Stopping small devices from causing massive Internet disruptions

A machine’s size doesn’t necessarily match its digital impact.

In October, millions of tiny, digitally-enslaved gizmos sent an enormous surge of junk information to the backbone of the Internet, an effort that overwhelmed Twitter, Netflix and Airbnb, among others, sending their services offline.

The malware reportedly used in the attack, known as Mirai and which is now freely available online, took advantage of the weak, default passwords of DVR machines and Internet-connected cameras, among other connected-but-insecure products.

“In this world of [the Internet of Things, or IoT] and interconnectedness, we need to understand that the lines between what is critical infrastructure and what is modern technology are very blurry,” said Kiersten E. Todt, the executive director of the Presidential Commission on Enhancing National Cybersecurity, which  released  cybersecurity recommendations for the next administration on December 1st.

“Something that is a technology that is meant to be a modern [convenience can] become critical infrastructure through varied ways of interdependencies and interconnectedness.”

Ultimately, it’s the small things that matter the most to the digital protections we all rely on. Collectively, it’s these tiny details that can add up to expose larger systems.

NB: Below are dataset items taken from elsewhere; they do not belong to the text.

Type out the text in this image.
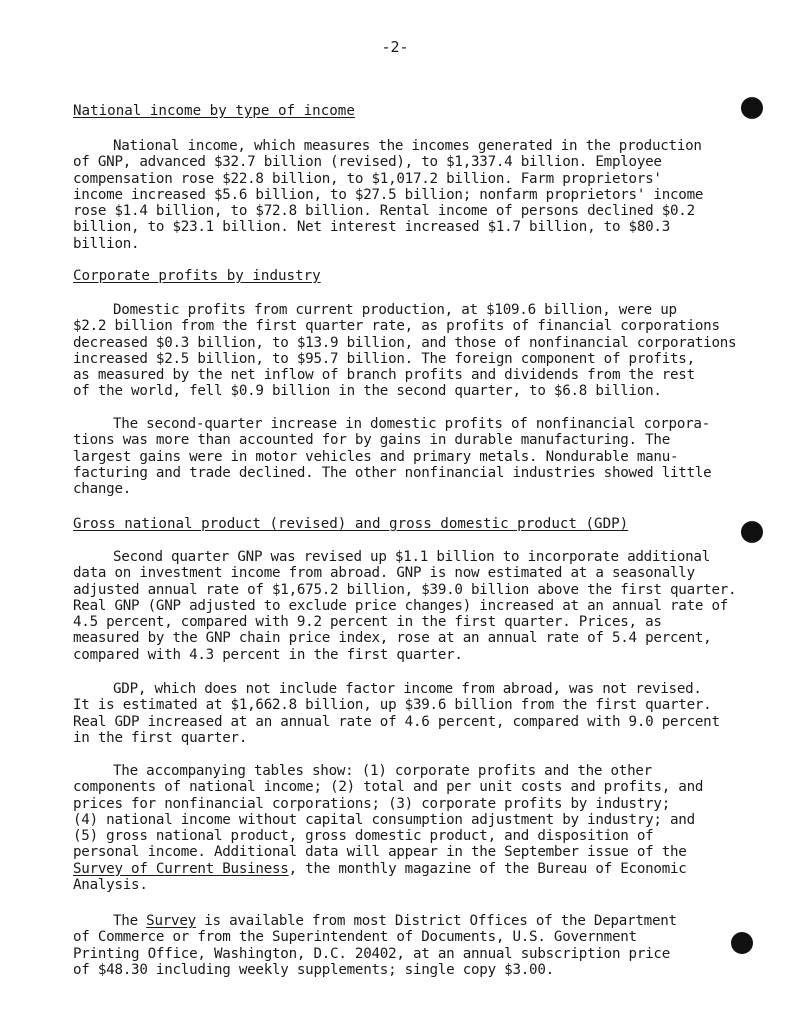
-2-
National income by type of income

National income, which measures the incomes generated in the production
of GNP, advanced $32.7 billion (revised), to $1,337.4 billion. Employee
compensation rose $22.8 billion, to $1,017.2 billion. Farm proprietors'
income increased $5.6 billion, to $27.5 billion; nonfarm proprietors' income
rose $1.4 billion, to $72.8 billion. Rental income of persons declined $0.2
billion, to $23.1 billion. Net interest increased $1.7 billion, to $80.3
billion.

Corporate profits by industry

Domestic profits from current production, at $109.6 billion, were up
$2.2 billion from the first quarter rate, as profits of financial corporations
decreased $0.3 billion, to $13.9 billion, and those of nonfinancial corporations
increased $2.5 billion, to $95.7 billion. The foreign component of profits,
as measured by the net inflow of branch profits and dividends from the rest
of the world, fell $0.9 billion in the second quarter, to $6.8 billion.

The second-quarter increase in domestic profits of nonfinancial corpora-
tions was more than accounted for by gains in durable manufacturing. The
largest gains were in motor vehicles and primary metals. Nondurable manu-
facturing and trade declined. The other nonfinancial industries showed little
change.

Gross national product (revised) and gross domestic product (GDP)

Second quarter GNP was revised up $1.1 billion to incorporate additional
data on investment income from abroad. GNP is now estimated at a seasonally
adjusted annual rate of $1,675.2 billion, $39.0 billion above the first quarter.
Real GNP (GNP adjusted to exclude price changes) increased at an annual rate of
4.5 percent, compared with 9.2 percent in the first quarter. Prices, as
measured by the GNP chain price index, rose at an annual rate of 5.4 percent,
compared with 4.3 percent in the first quarter.

GDP, which does not include factor income from abroad, was not revised.
It is estimated at $1,662.8 billion, up $39.6 billion from the first quarter.
Real GDP increased at an annual rate of 4.6 percent, compared with 9.0 percent
in the first quarter.

The accompanying tables show: (1) corporate profits and the other
components of national income; (2) total and per unit costs and profits, and
prices for nonfinancial corporations; (3) corporate profits by industry;
(4) national income without capital consumption adjustment by industry; and
(5) gross national product, gross domestic product, and disposition of
personal income. Additional data will appear in the September issue of the
Survey of Current Business, the monthly magazine of the Bureau of Economic
Analysis.

The Survey is available from most District Offices of the Department
of Commerce or from the Superintendent of Documents, U.S. Government
Printing Office, Washington, D.C. 20402, at an annual subscription price
of $48.30 including weekly supplements; single copy $3.00.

Todt was speaking on a panel at The Chertoff Group Security Series event in Washington DC.

The day’s events — which spanned several panels, and keynotes — tackled the difficult question of “how do we create growth and  jobs securely, while at the same time protecting public safety and individual privacy?” said Jim Pflaging, a principal at Chertoff.

Indeed, the Mirai attack proved that this entire class of seemingly insignificant things could be compromised to far greater ends than just endangering a user’s DVR-ed episodes of Everybody Loves Raymond.

Fixing that problem requires tighter coordination between the public and private sector, a variety of experts agreed.

Perhaps the government and the private sector could be more proactive in the future, taking down botnets instead of watching them roam, said Frank Cilluffo, the Director of the Center for Cyber and Homeland Security at George Washington University.

“When we are really talking public-private partnership, if you ask me, that’s where we have had real effect: industry has taken a lead role and coordinated with government to take down botnets proactively,” he said on the panel, adding that there are already a series of successes that prove government and industry can collaborate in that way.

Todt further advocated for baseline standards for measuring security that these IoT devices need to contain in order to ward off serious attacks.  

While Todt was speaking generally, the National Institute of Standards and Technology and the Department of Homeland Security both recently issued complementary sets of security guidelines for connected device makers.

One of the DHS recommendations specifically called out passwords, asking that manufacturers consider enabling “unique, hard to crack default usernames and passwords.”  

“I think the password is losing whatever appeal it ever had as a principal way of verifying identity,” said former Homeland Security Secretary Michael Chertoff, co-founder of his namesake Chertoff Group, in reference to unique passwords and not the recently released guidance. “We are going to start seeing more sophisticated technological developments moving forward such as biometrics and multi-factor authentication. These are the kinds of things that we can build in that will reduce the risk (of using) these new smart devices.”